September 12, 2025

Trade uncertainty is costly

But evolving market dynamics and more effective greater FTA utilisation can help offset the costs

Uncertainty is about the only predictable aspect of global trade at the moment.  

As global trade uncertainty persists, unpredictable, escalated, and varied tariff rates are weighing on the global trade landscape and they are creating new market dynamics. Whether we view these impacts on global trade as short-term trends or long-term structural changes, there is a need to find ways – for countries and businesses alike – to manage and plan for uncertainty. 

“Uncertainty has become the new tariff and its price is being paid across the world economy.” 

The latest Global Trade Update by United Nations Trade and Development (UNCTAD) argues global economic and trade uncertainty is “raising costs, unsettling financial markets and deepening divides between countries”. Evidently (see chart below), escalating tariffs (and the threat of them) have added to global economic and trade policy uncertainty. On top of rising tariffs, longer clearance times, more complex requirements, higher landed costs, and more compliance generally from evolving trade policy, are all deepening the costs of uncertainty. 

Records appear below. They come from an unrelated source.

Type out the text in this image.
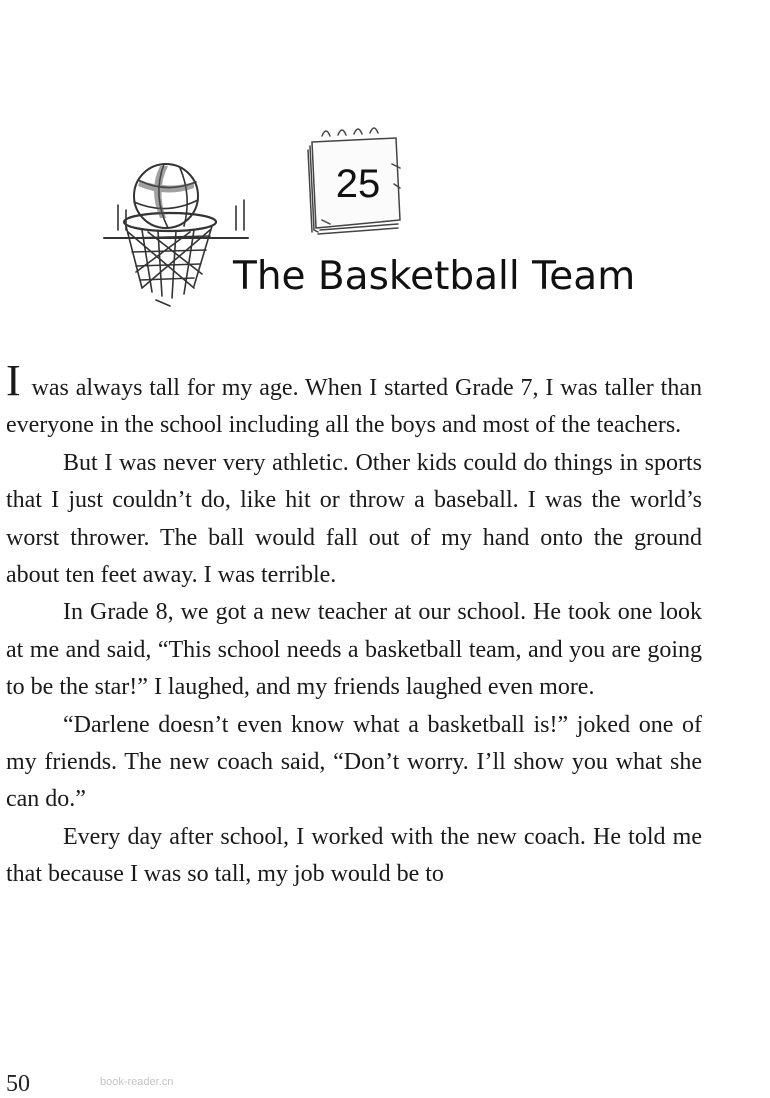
25
The Basketball Team

I was always tall for my age. When I started Grade 7, I was taller than everyone in the school including all the boys and most of the teachers.

But I was never very athletic. Other kids could do things in sports that I just couldn’t do, like hit or throw a baseball. I was the world’s worst thrower. The ball would fall out of my hand onto the ground about ten feet away. I was terrible.

In Grade 8, we got a new teacher at our school. He took one look at me and said, “This school needs a basketball team, and you are going to be the star!” I laughed, and my friends laughed even more.

“Darlene doesn’t even know what a basketball is!” joked one of my friends. The new coach said, “Don’t worry. I’ll show you what she can do.”

Every day after school, I worked with the new coach. He told me that because I was so tall, my job would be to

50	book-reader.cn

Source: UNTAD based on World Uncertainty Index

New Zealand’s trade performance over the past decade has remained robust despite heightened uncertainty

New Zealand’s international trade performance has remained relatively robust. Between 2015 and 2025 (June years), the total value of New Zealand’s exports increased from $68 billion to $109 billion. In the June 2025 quarter alone exports totalled $28.9 billion, up from the previous year and, similarly, imports also increased. 

We will begin to see the effects of the increase in the United States (US) tariff rate applied on New Zealand, up to 15 percent at the start of August (on top of existing tariffs), as well as the flow-on effects from changes in tariff rates applied to other countries. The variation in tariff rates and its effects on market dynamics cuts both ways – where can we gain comparative price advantage with a lower tariff rate and where will we lose comparative price advantage with a tariff rate above the base rate of ten percent?

The full extent of such flow-on effects is still materialising. The same is true for the effects of heightened tariffs on the US domestic economy; how impactful will a potential slowdown in the consumer market be on New Zealand exports to the US? More broadly, how powerfully will this affect the global economy? Early estimates from the European Commission (EC) find unilateral US tariff hikes will hurt the US economy, reducing exports and weakening domestic demand. An initial estimate from Niven Winchester, a Professor of Economics at Auckland University of Technology, suggests New Zealand’s gross domestic product (GDP) will decline 0.15 percent from weaker US demand. 

Not to be underestimated is the removal of the de minimis exemption, which previously exempted imported goods into the US valued under US$800 from duties and taxes. New Zealand is an economy of small-to-medium sized enterprises (SMEs) that will be particularly adversely affected by this. 

As these impacts materialise, countries and businesses need to be analysing their effects closely as they may present both opportunities as well as challenges. 

Navigating changing trade dynamics and flow-on effects from global uncertainty.

Varied tariff rates and unpredictable trade policies are shifting relative competitiveness across markets and countries and changing trade dynamics. Reactionary responses are inevitable but, in parallel, countries and businesses can look beyond the near-term and consider their ideal position in the coming years.

The starting point should be the existing architecture in place. For New Zealand, and other like-minded countries, this means analysing the current utilisation of existing free trade agreements (FTAs). As competitiveness shifts, new opportunities may become apparent within these established frameworks. Around 70 percent of New Zealand’s total exports are already with countries that we share an FTA with. These are most notably concentrated in China which accounts for around 20 percent of our exports. But, importantly, around 38 percent of our exports are to the European Union (EU) and parties to the Comprehensive and Progressive Agreement for Trans-Pacific Partnership (CPTPP). Both are relatively “new” agreements, and the CPTPP alone is estimated to account for approximately 15 percent of global trade. The effects of tariffs will have far reaching implications for the diverse markets within both member groupings. Strengthening connections and exchanges within these existing frameworks will expand their utilisation and support greater resilience in highly uncertain times.